The Shadow Tycoon
Copyright© 2026 by CaffeinatedTales
Chapter 47
Later that afternoon, a little past four, before the IRS closed for the day, Mr. Fox sent men to the IRS with the money and his full set of receipts and stubs for registration.
That was how Federation law worked. If you wanted to deposit more than five thousand dollars into a bank, you had to provide the bank with lawful proof.
What had to be proven was not that the money was genuine currency, but the manner in which it had been obtained, and proof that taxes had been paid on it.
Without that proof, the bank would not allow the cash to enter the banking system, and it would raise the monitoring level on the related accounts.
In the past, some people had tried to deal with such money by comparatively simple means. They would break ten thousand dollars into ten separate portions, have ten different people deposit them into ten different accounts, then transfer them all into one designated account.
Done that way, they could effectively slip past the Federation government’s Large Cash Transaction Regulation. Why, then, did people not simply rely on that method?
The answer was just as simple. Once concentrated bank transfers began to occur, the bank, judging the risk too high, would directly freeze both the sending and receiving accounts. The freeze would remain until both sides could provide sufficient proof that the money was legal.
The fact was, naturally, that they could not provide such proof. At that point, the bank would confiscate the funds, pay a special tax on them to the IRS on its own initiative, then swallow the rest whole.
If the account holder was dissatisfied, he could always sue. But when most people ran into this sort of problem, they ultimately chose to swallow the loss in silence. Better not to end up with the money gone and the man gone too.
It was not only the banks keeping an eye on accounts. The Federation FBI’s Financial Crimes Investigation Division watched them as well. Perhaps there truly were some lucky survivors, but far more were dragged out into the light.
Case after case, countless times over, had taught people the same lesson. They could break the law, but they could not refuse to pay tax.
Mr. Fox’s nephew and several of his men drove the box truck carrying the money to the IRS for registration. With the form now stamped by Sabine City’s tax registration office, they proceeded to the nearby Shengrong Bank, an old bank with a very long history, one of the Empire’s six great banks.
Its founder had come from the predecessor state to the Federation, Prince Shengrong from the imperial era. The Empire was gone, but some things had endured.

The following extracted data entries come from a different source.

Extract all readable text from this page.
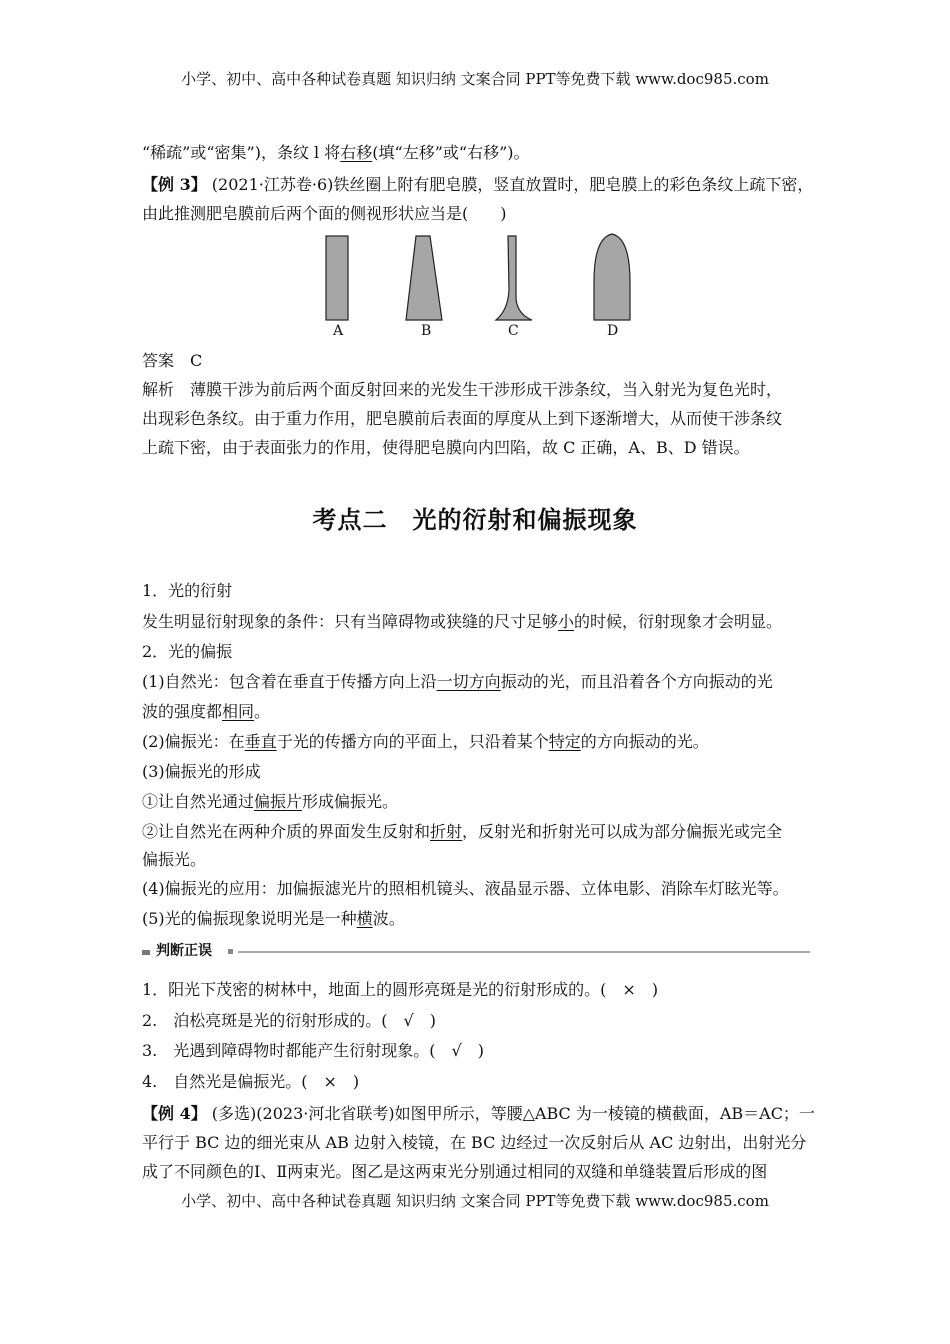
小学、初中、高中各种试卷真题 知识归纳 文案合同 PPT等免费下载 www.doc985.com
“稀疏”或“密集”)，条纹 l 将右移(填“左移”或“右移”)。
【例 3】 (2021·江苏卷·6)铁丝圈上附有肥皂膜，竖直放置时，肥皂膜上的彩色条纹上疏下密，
由此推测肥皂膜前后两个面的侧视形状应当是(　　)
A	B	C	D
答案　C
解析　薄膜干涉为前后两个面反射回来的光发生干涉形成干涉条纹，当入射光为复色光时，
出现彩色条纹。由于重力作用，肥皂膜前后表面的厚度从上到下逐渐增大，从而使干涉条纹
上疏下密，由于表面张力的作用，使得肥皂膜向内凹陷，故 C 正确，A、B、D 错误。
考点二　光的衍射和偏振现象
1．光的衍射
发生明显衍射现象的条件：只有当障碍物或狭缝的尺寸足够小的时候，衍射现象才会明显。
2．光的偏振
(1)自然光：包含着在垂直于传播方向上沿一切方向振动的光，而且沿着各个方向振动的光
波的强度都相同。
(2)偏振光：在垂直于光的传播方向的平面上，只沿着某个特定的方向振动的光。
(3)偏振光的形成
①让自然光通过偏振片形成偏振光。
②让自然光在两种介质的界面发生反射和折射，反射光和折射光可以成为部分偏振光或完全
偏振光。
(4)偏振光的应用：加偏振滤光片的照相机镜头、液晶显示器、立体电影、消除车灯眩光等。
(5)光的偏振现象说明光是一种横波。
判断正误
1．阳光下茂密的树林中，地面上的圆形亮斑是光的衍射形成的。(　×　)
2.　泊松亮斑是光的衍射形成的。(　√　)
3.　光遇到障碍物时都能产生衍射现象。(　√　)
4.　自然光是偏振光。(　×　)
【例 4】 (多选)(2023·河北省联考)如图甲所示，等腰△ABC 为一棱镜的横截面，AB＝AC；一
平行于 BC 边的细光束从 AB 边射入棱镜，在 BC 边经过一次反射后从 AC 边射出，出射光分
成了不同颜色的Ⅰ、Ⅱ两束光。图乙是这两束光分别通过相同的双缝和单缝装置后形成的图
小学、初中、高中各种试卷真题 知识归纳 文案合同 PPT等免费下载 www.doc985.com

The moment the group pushed their coin carts into the bank, a massive crystal chandelier hanging from an upper ceiling at least twenty meters high scattered light through every facet and sent it into every corner of the hall.
The marble floor, polished daily, shone like a mirror. Beneath that mirrored sheen, rare veins of natural golden marble cast shifting streams of brilliance under the light.
The place looked like a palace of gold, dignity flowing from every surface.
A remarkably polished bank manager was already waiting by the door for them. He wore a warm smile as he stepped forward, asking questions one after another while filling out a form on the clipboard in his hand, and also checking the tax registration form held by the men escorting the cash.
He was called a bank manager, but in truth he was a Shengrong Bank Account Manager. In that hall alone there were at least twenty such managers. Each had a private office, and each had clients of his own.
“Please wait a moment, I need to submit this,” the manager said, while instructing staff to bring coffee and pastries, then heading deeper inside toward the administrative office. It was a standard part of the procedure.
Depositing a large amount of small change required a considerable number of hands to “sift” it. The bank had a sorting device, something like the screens used by farmers in the countryside. Through repeated manual sorting, coins of different denominations and sizes fell through different openings, which sped up the counting.
Though the bank considered this already very efficient, it still took time.